Ein mutmaßlicher Versicherungsbetrug sorgt derzeit in den USA für Schlagzeilen: Wie das Nachrichtenportal CT Insider unter Berufung auf die Ermittlungsbehörden berichtet, soll ein 61-jähriger Mann ohne ärztliche Zulassung über Jahre hinweg als Mediziner gearbeitet und Behandlungen über das staatliche Krankenversicherungsprogramm Medicaid abgerechnet haben. Festgenommen wurde er am 22. Januar 2026. Ebenfalls verhaftet wurde der 83-jährige Praxisinhaber, der laut Staatsanwaltschaft die Abrechnung verantwortet haben soll.
Nach Angaben der zuständigen Medicaid Fraud Control Unit soll sich der Beschuldigte zwischen Januar 2021 und März 2025 als Arzt ausgegeben, Patienten untersucht, Injektionen verabreicht und Medikamente verschrieben haben.
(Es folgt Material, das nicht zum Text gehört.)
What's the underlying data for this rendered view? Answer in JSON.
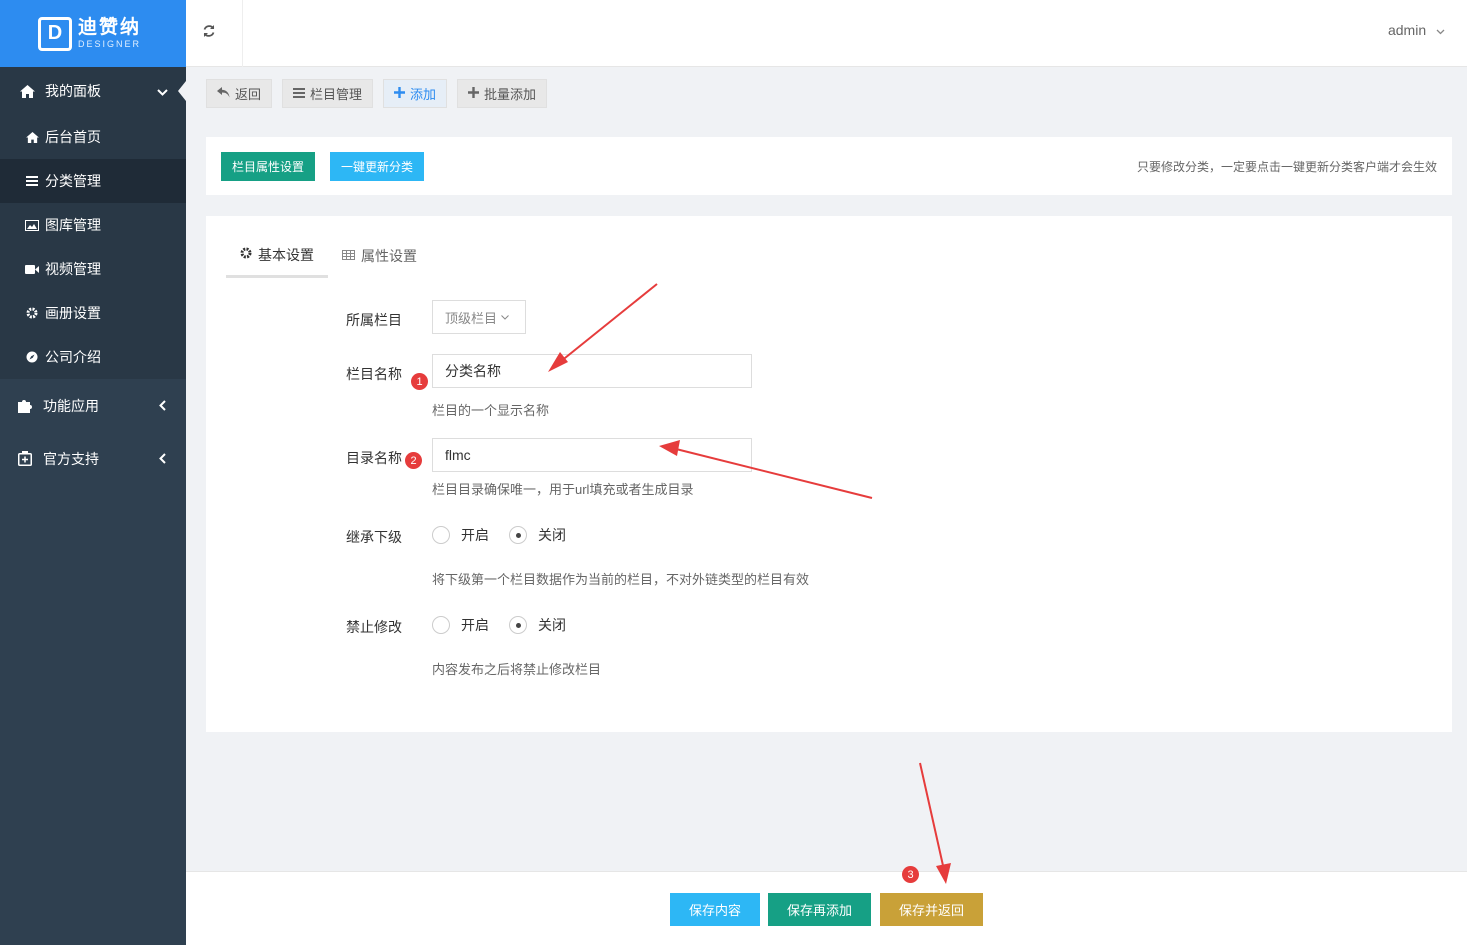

Abgerechnet worden seien die Leistungen jedoch unter der offiziellen Zulassung des Praxisinhabers. Die Ermittler werfen beiden Beschuldigten Health-Insurance-Fraud vor, also gezielten Abrechnungsbetrug zulasten eines staatlichen Versicherungsprogramms.
Besonders brisant: Laut Durchsuchungsunterlagen, aus denen CT Insider zitiert, soll der Fake-Arzt teils unter verschiedenen Arzt-Pseudonymen aufgetreten sein. Der Praxisinhaber hingegen habe gegenüber den Behörden erklärt, der mutmaßliche Betrüger sei lediglich als Übersetzer tätig gewesen. Zeugenaussagen und Dokumente widersprechen dieser Darstellung nach Angaben der Staatsanwaltschaft jedoch deutlich.
Der Fall wirft ein Schlaglicht auf ein bekanntes Problem im Gesundheitswesen: Abrechnungsbetrug im System staatlicher Kostenträger. Medicaid ist ein steuerfinanziertes Programm zur medizinischen Versorgung einkommensschwacher Bevölkerungsgruppen. Entsprechend sensibel reagieren Behörden auf mögliche Manipulationen. Die Ermittlungen laufen, über die genaue Schadenshöhe machten die Behörden bislang keine Angaben.
Die Berichterstattung von CT Insider stützt sich auf Angaben der Staatsanwaltschaft von Connecticut sowie auf Ermittlungsunterlagen der Medicaid Fraud Control Unit. Beide Beschuldigten gelten bis zu einer rechtskräftigen Verurteilung als unschuldig.